The lochage sighed and turned to face me. “If you understand that at least, good. It will be necessary, then, for you to obtain more conventional clothing.”
“I cannot return to the Citadel.”
“Then get out of sight tonight and buy something tomorrow. Have you funds?”
“A trifle, yes.”
“Good. Buy something. Or steal, or strip the clothes from the next unfortunate you shorten with that thing. I’d have one of my fellows take you to an inn, but that would mean more staring and whispering still. There’s been some kind of trouble on the river, and they’re telling each other too many ghost stories out there already. Now the wind’s dying and a fog’s coming in—that will make it worse. Where are you going?”
“I am appointed to the town of Thrax.”
The peltast who had spoken before said, “Do you believe him, Lochage? He’s shown no proof that he’s what he claims.”
The lochage was looking out the window again, and now I too saw the threads of ochre mist. “If you can’t use your head, use your nose,” he said. “What odors entered with him?”
The peltast smiled uncertainly.
“Rusting iron, cold sweat, putrescent blood. An impostor would smell of new cloth, or rags picked from a trunk. If you don’t wake to your business soon, Petronax, you’ll be north fighting the Ascians.”
The peltast said, “But Lochage—” shooting such a look of hatred toward me that I thought he might attempt to do me some harm when I left the bartizan. “Show this fellow you are indeed of the torturers’ guild.” The peltast was relaxed, so there was no great difficulty. I knocked his shield aside with my right arm, putting my left foot on his right to pin him while I crushed that nerve in the neck that induces convulsions.

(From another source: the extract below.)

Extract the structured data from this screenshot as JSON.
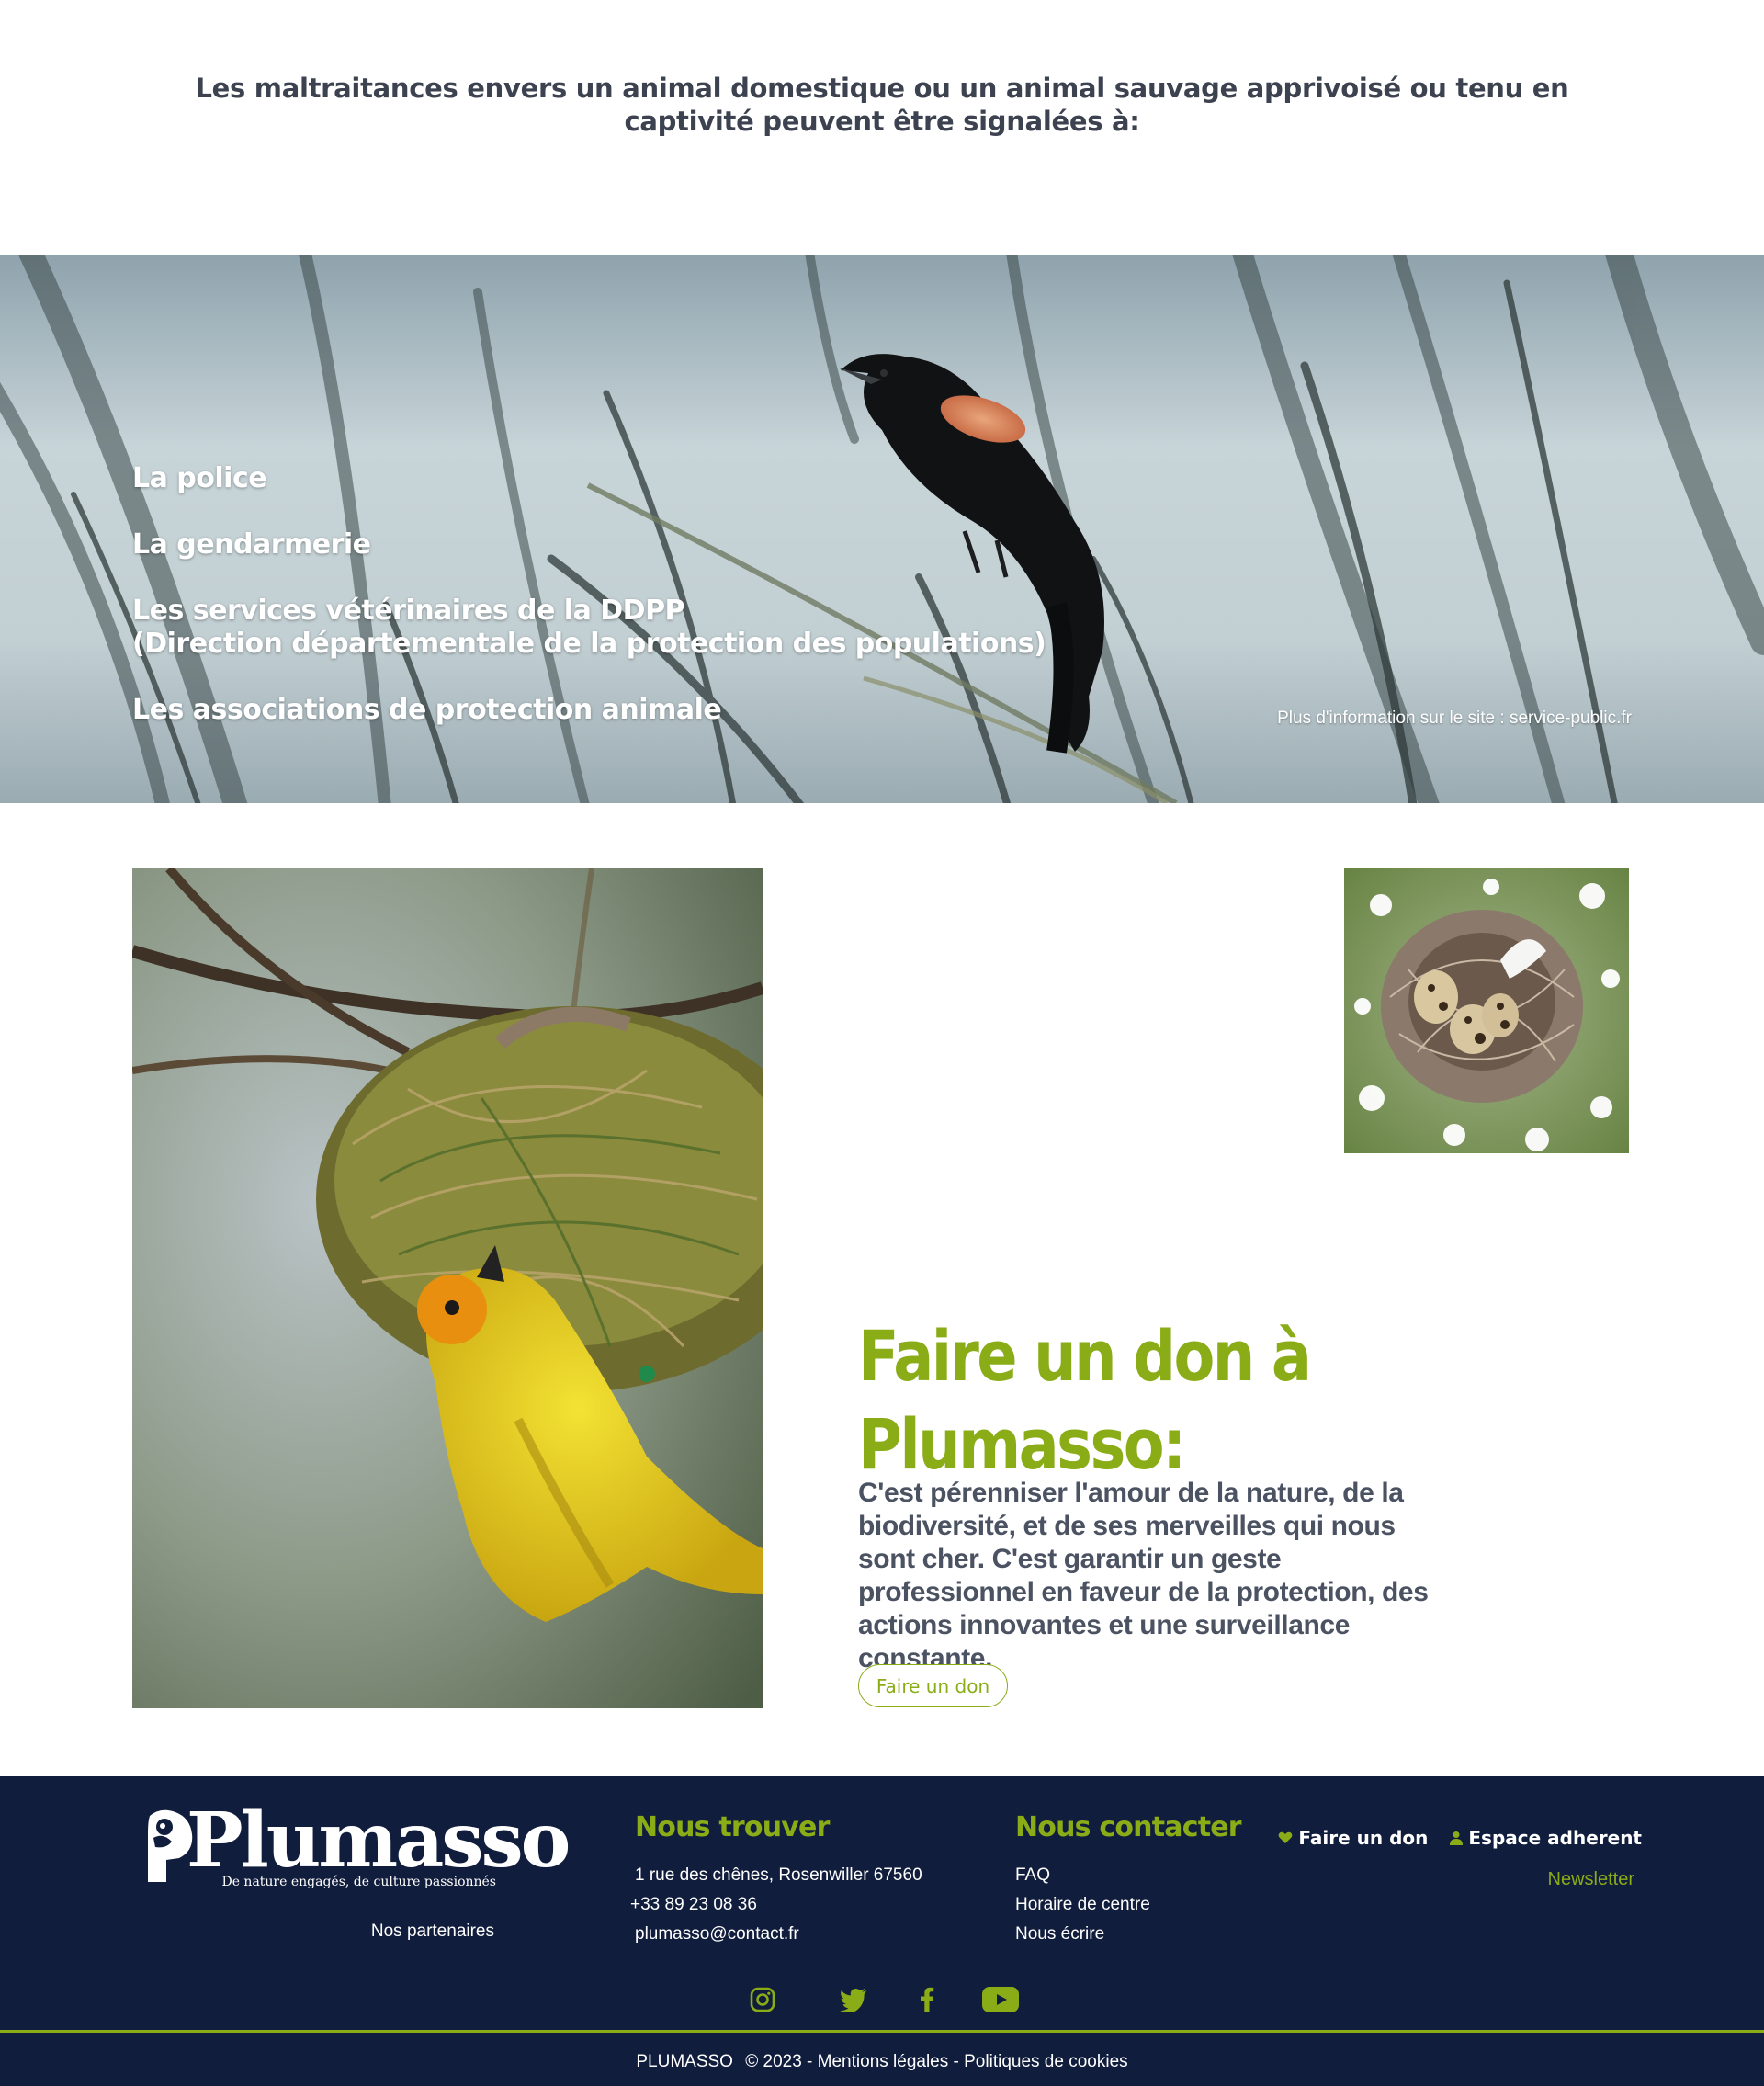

The city at the western end of the bridge was very different from the one I had left. At first there were flambeaux at the corners, and nearly as much coming and going of coaches and drays as there had been on the bridge itself. Before quitting the bartizan, I had asked the lochage’s advice about a place to spend what remained of the night; now, feeling the fatigue that had deserted me only briefly, I plodded along watching for the inn sign.